All of these qualities were in full play in what was perhaps her finest hour, when, as India’s permanent representative in Geneva, she waged a battle single-handed as the negotiations on the Comprehensive Test Ban Treaty (CTBT) came down to the wire. India was in any case isolated, and weak negotiating before she took over meant that she inherited an even weaker hand. The vigour with which she defended India’s case surprised those who had become accustomed to its acquiescence or at best limp demurral.

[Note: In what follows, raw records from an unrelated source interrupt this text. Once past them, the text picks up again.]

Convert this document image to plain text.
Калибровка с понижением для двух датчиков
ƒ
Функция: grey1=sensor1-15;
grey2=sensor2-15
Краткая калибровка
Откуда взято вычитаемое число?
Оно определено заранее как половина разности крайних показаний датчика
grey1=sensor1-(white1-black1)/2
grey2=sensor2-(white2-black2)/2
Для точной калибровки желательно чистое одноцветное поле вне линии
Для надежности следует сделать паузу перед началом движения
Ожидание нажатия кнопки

The protagonists of the CTBT, primarily those who now no longer needed to test or could not, turned on her, throwing every rule of international negotiations out of the window and ending up with a frustrated tantrum, forcing into the treaty provisions to suck in a state that had said it would not sign it. That these countries, which pride themselves on having gifted civilisation and the rule of law to “lesser races”, were forced to this crass illegality was down to the Indian diplomat who ran rings around them, whom they could not face down or out-manoeuvre. Which made it easy for Ghose to mock them with the taunt that India would never sign this flawed treaty – not now, not ever.

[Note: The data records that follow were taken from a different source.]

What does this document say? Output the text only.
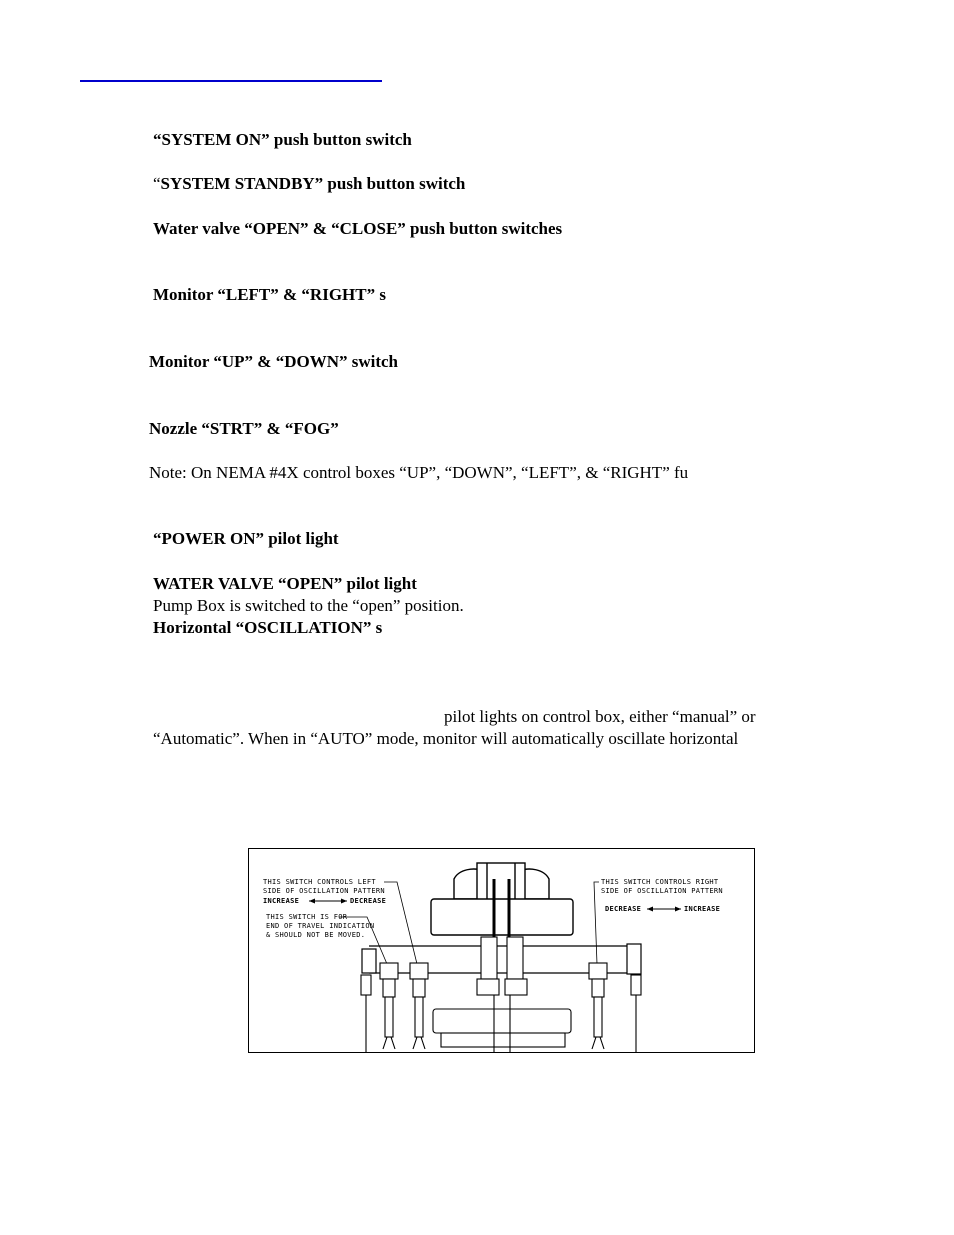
“SYSTEM ON” push button switch
“SYSTEM STANDBY” push button switch
Water valve “OPEN” & “CLOSE” push button switches
Monitor “LEFT” & “RIGHT” s
Monitor “UP” & “DOWN” switch
Nozzle “STRT” & “FOG”
Note: On NEMA #4X control boxes “UP”, “DOWN”, “LEFT”, & “RIGHT” fu
“POWER ON” pilot light
WATER VALVE “OPEN” pilot light
Pump Box is switched to the “open” position.
Horizontal “OSCILLATION” s
pilot lights on control box, either “manual” or
“Automatic”. When in “AUTO” mode, monitor will automatically oscillate horizontal
THIS SWITCH CONTROLS LEFT
SIDE OF OSCILLATION PATTERN
INCREASE	DECREASE
THIS SWITCH IS FOR
END OF TRAVEL INDICATION
& SHOULD NOT BE MOVED.
THIS SWITCH CONTROLS RIGHT
SIDE OF OSCILLATION PATTERN
DECREASE	INCREASE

It is one of my greatest regrets that I never worked with her. I was her successor twice removed in one of the committees she handled at the UN in New York, the Committee for Programme and Coordination, the site of pitched battles between the developed and developing worlds. Veterans of the committee and the UN Secretariat would still talk about Chuku Ghose going to war with anyone that dared to enter the lists with her. She usually won, but those she defeated seemed to have the fondest memories of her. For a diplomat, that is the ultimate accolade.
I met Ghose for the second time in 1985, when I was director in the foreign secretary’s office and she came to Delhi on consultations, this time authorised! By the 1980s, The Statesman was no longer the paper it used to be, but I used to take it because it carried the Times crossword. She walked into my office with the day’s Statesman under her arm, folded back to the last page, which showed that she was working on the crossword. I had mine on my desk. She saw it and her eyes lit up. Like an elder of a secret society pinning a badge of belonging on a neophyte, she gave me the benison of her approval. Or so I liked to think. From 1972, she had always had my almost awestruck adulation.
It was entirely like her that she did not want her last illness to become public knowledge. Like many others who were so fond of her, I was told, told not to tell others and above all not to let her know that we knew. So we knew for some time that she was dying, leaving this life as she had lived it, on her terms. But that does not diminish the loss for her family and her friends. She leaves, as not many have, a legacy for the foreign service in which she served with such distinction: of integrity, of moral courage, of uncompromising intellectual honesty. If her successors accept the responsibility of that legacy, Arundhati Ghose will not be forgotten, not now, not ever.
Satyabrata Pal is a former Indian diplomat.